Теперь скажут: лгун, фанфарон. Вспомнить хотя бы только такие слова:
«А, глупости! Я отказывался обвинять. От профсоюзов можно было бы отбояриться, но ЦК партии… И потом сам убедился, что, кроме меня, некому. Узбекистан так беден культурными силами…» «Э-эх! Каких глупостей я наговорил, а получилось совсем иначе. Хотя бы уж сам верил в то, что в Узбекистане нет культурных
— Нерешительных… И поэтому не с кем говорить, — волнуясь, пробормотал на ходу Батулли. — Да я сейчас… — это было сказано так, будто он об этом тотчас скажет самому Ахунбабаеву и… будет так, как он захочет. Он даже оглянулся, чтобы быть уверенным в том, что никто не подслушал его хвастливых угроз.
Батулли не пошел в ЦК, как вознамерился было сделать.
Знакомых, связанных с этим делом, у него почти не было, кроме прокурора республики, с которым он несколько раз встречался.
«Ничего не поделаешь, пойду к нему. По крайней мере сориентируюсь».
«Мне бы и не хотелось…» — звенели в голове хвастливые слова. С каким бы удовольствием он сейчас уснул, чтобы проснуться где-нибудь в Стамбуле…
Прокурор действительно встретил Батулли весьма приветливо. Немедленно отпустил посетителей, вышел из-за стола навстречу, усадил в кресло перед столом. Угостил Батулли папиросой и сам ее зажег.
Такая встреча воодушевила Батулли. Он говорил с чувством собственного достоинства.
— Мне, собственно, и безразлично. В крайнем случае я соглашусь там выступить. На то я и получил юридическое заграничное образование.
— Ну еще бы, я думаю, что вы бы выступили. Но, к сожалению, я еще не знаю, как оно там по общественной линии обернется. Мы — только закон. Обвинять, конечно, буду я, а председателем суда (я только вам раскрываю секрет) назначен сам Муса Ямбулатов.
— Ямбулатов? О, судья он сильный.
— Да-а! Есть такое мнение (особенно об этом никому не говорите)…
— О, пожалуйста, пожалуйста!
— …что по общественной линии будет обвинять один украинец. Только этот вопрос еще решается. Профсоюзы выставили его первым кандидатом.
— Может быть, Лодыженко? — спросил Батулли. — Но это… Я не понимаю. Где этот суд будет: в Узбекистане или… Судья — татарин, обвинитель — украинец.
— Прокурор — русский, вы хотите сказать. Помощник у меня — таджик. Но что же здесь страшного? Судьями будут узбеки: заместителем председателя будет Гафур Ходжаев. Я слыхал одним ухом, что кое-кто настаивает на том, чтобы обвинителем был Саид-Али Мухтаров.
— Об этом слыхал и я, — поспешил Батулли и совсем «безразличным» тоном закончил: — И мою фамилию трепали, насилу отбоярился.
— Правда? Я не слыхал. Очевидно, из других источников?..
«Не слыхал. Для чего только вас здесь понасади-ли?» — Батулли почувствовал, что краснеет, ибо только ему одному были известны эти источники. Прокурор, очевидно, понял, что Батулли ему ничего не ответит.

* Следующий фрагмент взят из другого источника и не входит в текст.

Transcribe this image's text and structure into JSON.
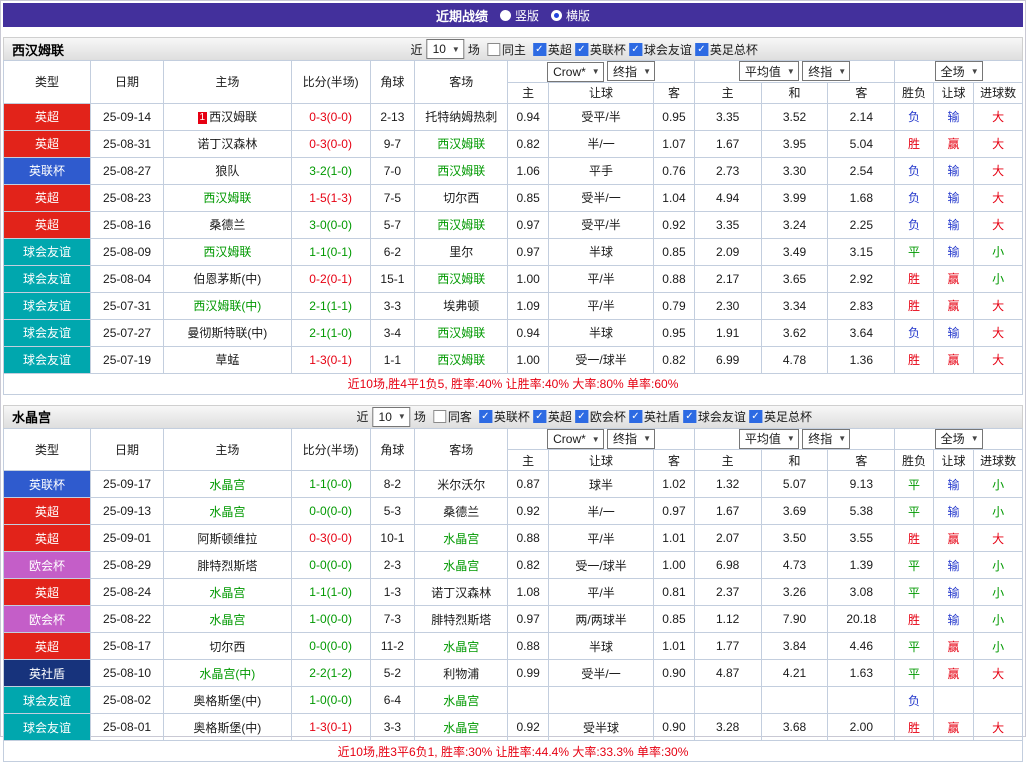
{
  "titlebar": {
    "title": "近期战绩",
    "vertical_label": "竖版",
    "horizontal_label": "横版",
    "selected_layout": "横版"
  },
  "ui": {
    "near_label": "近",
    "games_label": "场",
    "odds_source": "Crow*",
    "stage_label": "终指",
    "avg_label": "平均值",
    "scope_label": "全场",
    "icons": {
      "check": "✓",
      "dropdown": "▼"
    }
  },
  "columns": {
    "type": "类型",
    "date": "日期",
    "home": "主场",
    "score": "比分(半场)",
    "corner": "角球",
    "away": "客场",
    "odds_home": "主",
    "odds_handicap": "让球",
    "odds_away": "客",
    "avg_home": "主",
    "avg_draw": "和",
    "avg_away": "客",
    "result": "胜负",
    "handicap_result": "让球",
    "goals": "进球数"
  },
  "colors": {
    "titlebar": "#43309c",
    "red": "#e60012",
    "green": "#009900",
    "blue": "#2438cc",
    "border": "#c3cede",
    "check": "#2d6ae3"
  },
  "league_colors": {
    "英超": "#e2231a",
    "英联杯": "#2f5bce",
    "球会友谊": "#00a7ae",
    "欧会杯": "#c45ec8",
    "英社盾": "#17337c"
  },
  "value_colors": {
    "胜": "red",
    "平": "green",
    "负": "blue",
    "赢": "red",
    "输": "blue",
    "大": "red",
    "小": "green"
  },
  "sections": [
    {
      "team": "西汉姆联",
      "filter": {
        "count": "10",
        "same_label": "同主",
        "leagues": [
          "英超",
          "英联杯",
          "球会友谊",
          "英足总杯"
        ]
      },
      "summary": "近10场,胜4平1负5, 胜率:40% 让胜率:40% 大率:80% 单率:60%",
      "rows": [
        {
          "league": "英超",
          "date": "25-09-14",
          "home": "西汉姆联",
          "home_color": "black",
          "home_rank": "1",
          "score": "0-3(0-0)",
          "score_color": "red",
          "corner": "2-13",
          "away": "托特纳姆热刺",
          "away_color": "black",
          "crown_home": "0.94",
          "handicap": "受平/半",
          "crown_away": "0.95",
          "avg_home": "3.35",
          "avg_draw": "3.52",
          "avg_away": "2.14",
          "result": "负",
          "handicap_result": "输",
          "goals_result": "大"
        },
        {
          "league": "英超",
          "date": "25-08-31",
          "home": "诺丁汉森林",
          "home_color": "black",
          "score": "0-3(0-0)",
          "score_color": "red",
          "corner": "9-7",
          "away": "西汉姆联",
          "away_color": "green",
          "crown_home": "0.82",
          "handicap": "半/一",
          "crown_away": "1.07",
          "avg_home": "1.67",
          "avg_draw": "3.95",
          "avg_away": "5.04",
          "result": "胜",
          "handicap_result": "赢",
          "goals_result": "大"
        },
        {
          "league": "英联杯",
          "date": "25-08-27",
          "home": "狼队",
          "home_color": "black",
          "score": "3-2(1-0)",
          "score_color": "green",
          "corner": "7-0",
          "away": "西汉姆联",
          "away_color": "green",
          "crown_home": "1.06",
          "handicap": "平手",
          "crown_away": "0.76",
          "avg_home": "2.73",
          "avg_draw": "3.30",
          "avg_away": "2.54",
          "result": "负",
          "handicap_result": "输",
          "goals_result": "大"
        },
        {
          "league": "英超",
          "date": "25-08-23",
          "home": "西汉姆联",
          "home_color": "green",
          "score": "1-5(1-3)",
          "score_color": "red",
          "corner": "7-5",
          "away": "切尔西",
          "away_color": "black",
          "crown_home": "0.85",
          "handicap": "受半/一",
          "crown_away": "1.04",
          "avg_home": "4.94",
          "avg_draw": "3.99",
          "avg_away": "1.68",
          "result": "负",
          "handicap_result": "输",
          "goals_result": "大"
        },
        {
          "league": "英超",
          "date": "25-08-16",
          "home": "桑德兰",
          "home_color": "black",
          "score": "3-0(0-0)",
          "score_color": "green",
          "corner": "5-7",
          "away": "西汉姆联",
          "away_color": "green",
          "crown_home": "0.97",
          "handicap": "受平/半",
          "crown_away": "0.92",
          "avg_home": "3.35",
          "avg_draw": "3.24",
          "avg_away": "2.25",
          "result": "负",
          "handicap_result": "输",
          "goals_result": "大"
        },
        {
          "league": "球会友谊",
          "date": "25-08-09",
          "home": "西汉姆联",
          "home_color": "green",
          "score": "1-1(0-1)",
          "score_color": "green",
          "corner": "6-2",
          "away": "里尔",
          "away_color": "black",
          "crown_home": "0.97",
          "handicap": "半球",
          "crown_away": "0.85",
          "avg_home": "2.09",
          "avg_draw": "3.49",
          "avg_away": "3.15",
          "result": "平",
          "handicap_result": "输",
          "goals_result": "小"
        },
        {
          "league": "球会友谊",
          "date": "25-08-04",
          "home": "伯恩茅斯(中)",
          "home_color": "black",
          "score": "0-2(0-1)",
          "score_color": "red",
          "corner": "15-1",
          "away": "西汉姆联",
          "away_color": "green",
          "crown_home": "1.00",
          "handicap": "平/半",
          "crown_away": "0.88",
          "avg_home": "2.17",
          "avg_draw": "3.65",
          "avg_away": "2.92",
          "result": "胜",
          "handicap_result": "赢",
          "goals_result": "小"
        },
        {
          "league": "球会友谊",
          "date": "25-07-31",
          "home": "西汉姆联(中)",
          "home_color": "green",
          "score": "2-1(1-1)",
          "score_color": "green",
          "corner": "3-3",
          "away": "埃弗顿",
          "away_color": "black",
          "crown_home": "1.09",
          "handicap": "平/半",
          "crown_away": "0.79",
          "avg_home": "2.30",
          "avg_draw": "3.34",
          "avg_away": "2.83",
          "result": "胜",
          "handicap_result": "赢",
          "goals_result": "大"
        },
        {
          "league": "球会友谊",
          "date": "25-07-27",
          "home": "曼彻斯特联(中)",
          "home_color": "black",
          "score": "2-1(1-0)",
          "score_color": "green",
          "corner": "3-4",
          "away": "西汉姆联",
          "away_color": "green",
          "crown_home": "0.94",
          "handicap": "半球",
          "crown_away": "0.95",
          "avg_home": "1.91",
          "avg_draw": "3.62",
          "avg_away": "3.64",
          "result": "负",
          "handicap_result": "输",
          "goals_result": "大"
        },
        {
          "league": "球会友谊",
          "date": "25-07-19",
          "home": "草蜢",
          "home_color": "black",
          "score": "1-3(0-1)",
          "score_color": "red",
          "corner": "1-1",
          "away": "西汉姆联",
          "away_color": "green",
          "crown_home": "1.00",
          "handicap": "受一/球半",
          "crown_away": "0.82",
          "avg_home": "6.99",
          "avg_draw": "4.78",
          "avg_away": "1.36",
          "result": "胜",
          "handicap_result": "赢",
          "goals_result": "大"
        }
      ]
    },
    {
      "team": "水晶宫",
      "filter": {
        "count": "10",
        "same_label": "同客",
        "leagues": [
          "英联杯",
          "英超",
          "欧会杯",
          "英社盾",
          "球会友谊",
          "英足总杯"
        ]
      },
      "summary": "近10场,胜3平6负1, 胜率:30% 让胜率:44.4% 大率:33.3% 单率:30%",
      "rows": [
        {
          "league": "英联杯",
          "date": "25-09-17",
          "home": "水晶宫",
          "home_color": "green",
          "score": "1-1(0-0)",
          "score_color": "green",
          "corner": "8-2",
          "away": "米尔沃尔",
          "away_color": "black",
          "crown_home": "0.87",
          "handicap": "球半",
          "crown_away": "1.02",
          "avg_home": "1.32",
          "avg_draw": "5.07",
          "avg_away": "9.13",
          "result": "平",
          "handicap_result": "输",
          "goals_result": "小"
        },
        {
          "league": "英超",
          "date": "25-09-13",
          "home": "水晶宫",
          "home_color": "green",
          "score": "0-0(0-0)",
          "score_color": "green",
          "corner": "5-3",
          "away": "桑德兰",
          "away_color": "black",
          "crown_home": "0.92",
          "handicap": "半/一",
          "crown_away": "0.97",
          "avg_home": "1.67",
          "avg_draw": "3.69",
          "avg_away": "5.38",
          "result": "平",
          "handicap_result": "输",
          "goals_result": "小"
        },
        {
          "league": "英超",
          "date": "25-09-01",
          "home": "阿斯顿维拉",
          "home_color": "black",
          "score": "0-3(0-0)",
          "score_color": "red",
          "corner": "10-1",
          "away": "水晶宫",
          "away_color": "green",
          "crown_home": "0.88",
          "handicap": "平/半",
          "crown_away": "1.01",
          "avg_home": "2.07",
          "avg_draw": "3.50",
          "avg_away": "3.55",
          "result": "胜",
          "handicap_result": "赢",
          "goals_result": "大"
        },
        {
          "league": "欧会杯",
          "date": "25-08-29",
          "home": "腓特烈斯塔",
          "home_color": "black",
          "score": "0-0(0-0)",
          "score_color": "green",
          "corner": "2-3",
          "away": "水晶宫",
          "away_color": "green",
          "crown_home": "0.82",
          "handicap": "受一/球半",
          "crown_away": "1.00",
          "avg_home": "6.98",
          "avg_draw": "4.73",
          "avg_away": "1.39",
          "result": "平",
          "handicap_result": "输",
          "goals_result": "小"
        },
        {
          "league": "英超",
          "date": "25-08-24",
          "home": "水晶宫",
          "home_color": "green",
          "score": "1-1(1-0)",
          "score_color": "green",
          "corner": "1-3",
          "away": "诺丁汉森林",
          "away_color": "black",
          "crown_home": "1.08",
          "handicap": "平/半",
          "crown_away": "0.81",
          "avg_home": "2.37",
          "avg_draw": "3.26",
          "avg_away": "3.08",
          "result": "平",
          "handicap_result": "输",
          "goals_result": "小"
        },
        {
          "league": "欧会杯",
          "date": "25-08-22",
          "home": "水晶宫",
          "home_color": "green",
          "score": "1-0(0-0)",
          "score_color": "green",
          "corner": "7-3",
          "away": "腓特烈斯塔",
          "away_color": "black",
          "crown_home": "0.97",
          "handicap": "两/两球半",
          "crown_away": "0.85",
          "avg_home": "1.12",
          "avg_draw": "7.90",
          "avg_away": "20.18",
          "result": "胜",
          "handicap_result": "输",
          "goals_result": "小"
        },
        {
          "league": "英超",
          "date": "25-08-17",
          "home": "切尔西",
          "home_color": "black",
          "score": "0-0(0-0)",
          "score_color": "green",
          "corner": "11-2",
          "away": "水晶宫",
          "away_color": "green",
          "crown_home": "0.88",
          "handicap": "半球",
          "crown_away": "1.01",
          "avg_home": "1.77",
          "avg_draw": "3.84",
          "avg_away": "4.46",
          "result": "平",
          "handicap_result": "赢",
          "goals_result": "小"
        },
        {
          "league": "英社盾",
          "date": "25-08-10",
          "home": "水晶宫(中)",
          "home_color": "green",
          "score": "2-2(1-2)",
          "score_color": "green",
          "corner": "5-2",
          "away": "利物浦",
          "away_color": "black",
          "crown_home": "0.99",
          "handicap": "受半/一",
          "crown_away": "0.90",
          "avg_home": "4.87",
          "avg_draw": "4.21",
          "avg_away": "1.63",
          "result": "平",
          "handicap_result": "赢",
          "goals_result": "大"
        },
        {
          "league": "球会友谊",
          "date": "25-08-02",
          "home": "奥格斯堡(中)",
          "home_color": "black",
          "score": "1-0(0-0)",
          "score_color": "green",
          "corner": "6-4",
          "away": "水晶宫",
          "away_color": "green",
          "crown_home": "",
          "handicap": "",
          "crown_away": "",
          "avg_home": "",
          "avg_draw": "",
          "avg_away": "",
          "result": "负",
          "handicap_result": "",
          "goals_result": ""
        },
        {
          "league": "球会友谊",
          "date": "25-08-01",
          "home": "奥格斯堡(中)",
          "home_color": "black",
          "score": "1-3(0-1)",
          "score_color": "red",
          "corner": "3-3",
          "away": "水晶宫",
          "away_color": "green",
          "crown_home": "0.92",
          "handicap": "受半球",
          "crown_away": "0.90",
          "avg_home": "3.28",
          "avg_draw": "3.68",
          "avg_away": "2.00",
          "result": "胜",
          "handicap_result": "赢",
          "goals_result": "大"
        }
      ]
    }
  ]
}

— Но, понимаете, со всем приходится считаться. Это был бы уже узбек, — улыбаясь, ответил прокурор. — Однако же у него, как это говорят, не без задоринки. С одной стороны — он свидетель, это имеет решающее значение… Да и кроме того, каждый раз получаем всякие «компрометирующие» заявления о прошлом его поведении.